The Senate Is in Session When the Senate Says It Is in Session
The court, in its opinion, said for purposes of the Recess Appointments Clause of the U. S. Constitution, the Senate is in session when it says that it is, provided that, under its own rules, it retains the capacity to transact Senate business. President Obama made the challenged “recess” appointments to the NLRB while the Senate was in session during a “pro forma” session. The administration claimed that the Senate was in recess. However, it was in session, and Senate rules make clear that the Senate retained the power to conduct business. The Senate could have conducted business simply by passing a unanimous consent agreement. The Court declined to engage in an in-depth factual appraisal of what the Senate actually did during its pro forma sessions in order to determine whether it was in recess or in session for purposes of the Recess Appointments Clause.
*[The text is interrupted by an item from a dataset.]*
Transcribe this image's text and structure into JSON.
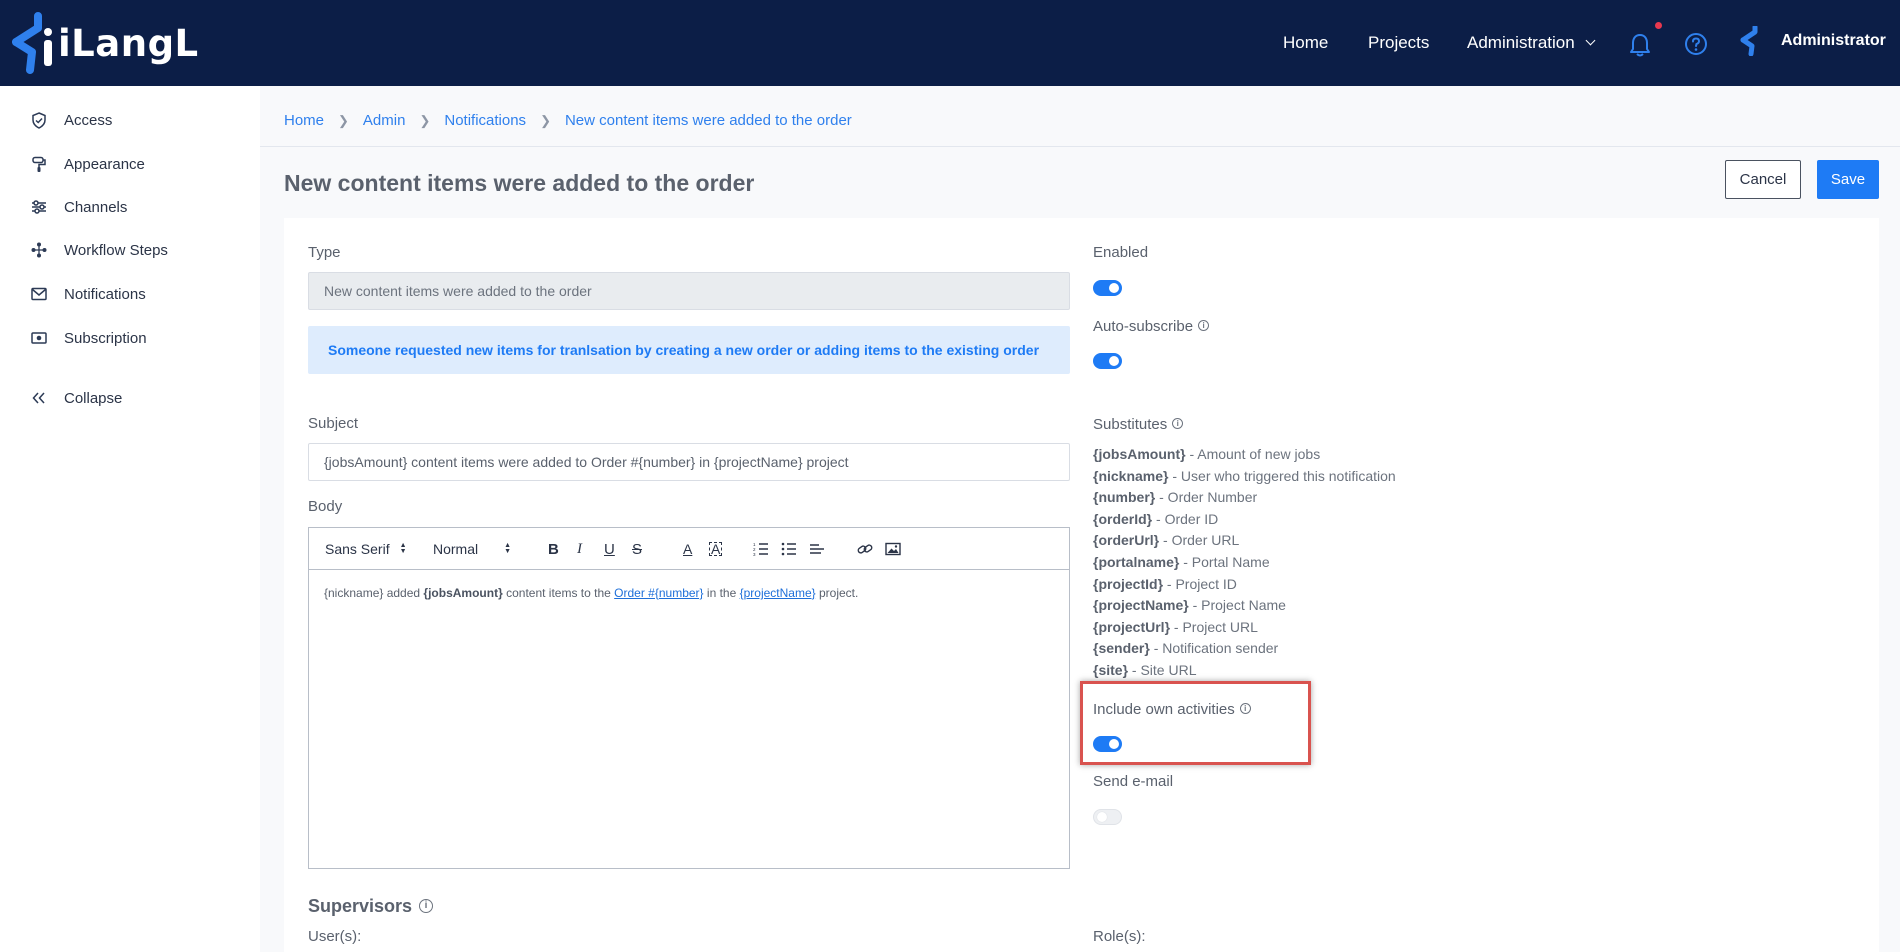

Because the Senate was in session during its pro forma sessions, the President made the recess appointments at issue during a three-day recess. The court said that three days is too short a time to bring a recess within the scope of the Clause, so the President lacked the authority to make those appointments. It is not entirely clear how long a “recess” must be for it to really be a recess for purposes of the Constitution. Stay tuned–there is sure to be a great deal to follow because the Court’s holding affects much more than just NLRB appointments.
There were over 400 cases decided by the NLRB when its membership was composed of these unconstitutional appointments. Many of those case were settled, but a large number will have to be reconsidered by the NLRB that is now at full strength with five members, all of which were appropriately appointed by the Senate. The NLRB has publicly stated that it is looking into the effect of the holding and promises to resolve the issues expeditiously. Whether that means wholesale adoption of the NLRB’s prior holdings or a case-by-case review of each remains to be seen.
Reference: National Labor Relations Board V. Noel Canning et al. (U.S. Supreme Court June 26, 2014).